S3.3 finding thermodynamic diagram P _hm The maximum value above, the coordinate of the point with the maximum value is marked as (x) _max ,y _max )；

S3.4 will (x) _max ,y _max ) And (5) positioning the position (u, v) of the center of the target template graph on the real-time graph by substituting the following formula:

compared with the traditional template matching method, the target template graph matching and positioning method based on the twin network and the central position estimation can fully utilize the powerful feature extraction and characterization capability of the deep twin network and the high-precision positioning capability of the central position estimation network, and on the basis of a training image set covering large differences such as heterogeneities, dimensions, rotation, visual angles and the like, a target template graph matching and positioning network model corresponding to the complex differences is obtained through training.

Drawings

FIG. 1 is a schematic network structure diagram of a target template map matching and positioning method based on twin network and center position estimation according to the present invention;

FIG. 2 is a schematic diagram of a novel ResNet 18-based feature extraction network structure according to the present invention;

FIG. 3 is an example of a template graph and a real-time graph in a training image set according to the present invention;

fig. 4 shows some of the template matching results provided by the present invention.

Detailed Description

The invention is further described with reference to the following figures and specific examples.

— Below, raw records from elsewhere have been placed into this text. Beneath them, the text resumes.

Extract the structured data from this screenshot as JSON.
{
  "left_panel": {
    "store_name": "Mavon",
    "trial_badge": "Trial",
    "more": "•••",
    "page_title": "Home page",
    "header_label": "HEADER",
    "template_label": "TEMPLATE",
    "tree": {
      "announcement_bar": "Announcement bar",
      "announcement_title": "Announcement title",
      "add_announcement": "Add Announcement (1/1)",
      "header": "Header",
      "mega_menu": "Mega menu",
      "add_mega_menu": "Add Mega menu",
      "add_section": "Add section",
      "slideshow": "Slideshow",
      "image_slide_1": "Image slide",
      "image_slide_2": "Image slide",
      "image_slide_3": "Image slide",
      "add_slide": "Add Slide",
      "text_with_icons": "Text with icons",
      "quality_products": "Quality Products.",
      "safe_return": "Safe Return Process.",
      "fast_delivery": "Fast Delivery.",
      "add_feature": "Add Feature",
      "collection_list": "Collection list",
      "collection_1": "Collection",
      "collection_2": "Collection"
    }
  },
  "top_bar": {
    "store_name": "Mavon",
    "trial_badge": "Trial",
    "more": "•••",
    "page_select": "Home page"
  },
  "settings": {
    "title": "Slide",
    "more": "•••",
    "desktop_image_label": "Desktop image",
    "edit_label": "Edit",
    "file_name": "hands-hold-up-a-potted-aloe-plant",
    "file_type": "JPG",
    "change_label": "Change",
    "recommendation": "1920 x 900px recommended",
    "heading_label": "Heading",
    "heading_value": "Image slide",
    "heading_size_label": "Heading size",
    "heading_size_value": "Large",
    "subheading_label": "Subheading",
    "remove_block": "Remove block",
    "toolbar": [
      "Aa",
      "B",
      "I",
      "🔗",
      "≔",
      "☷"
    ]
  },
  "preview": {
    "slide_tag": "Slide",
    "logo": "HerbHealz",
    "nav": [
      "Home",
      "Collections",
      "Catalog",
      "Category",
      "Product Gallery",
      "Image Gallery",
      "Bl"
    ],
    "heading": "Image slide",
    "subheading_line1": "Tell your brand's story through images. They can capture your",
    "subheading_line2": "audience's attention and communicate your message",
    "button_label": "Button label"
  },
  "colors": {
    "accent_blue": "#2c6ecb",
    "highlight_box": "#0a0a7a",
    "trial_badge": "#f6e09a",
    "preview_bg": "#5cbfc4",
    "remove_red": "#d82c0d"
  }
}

The invention provides a target template graph matching and positioning method based on twin networks and central position estimation, which comprises the following steps:

s1, constructing a target template graph matching positioning network

The target template graph matching positioning network is formed by sequentially cascading a feature extraction twin network, a depth correlation convolution network and a central position estimation network. Fig. 1 is a schematic diagram of a specific structure of the entire network. In an embodiment, the network inputs the template graph T with the size of 127 × 127 and the real-time graph S with the size of 255 × 255; the output is a single channel thermodynamic diagram of size 129 x 129.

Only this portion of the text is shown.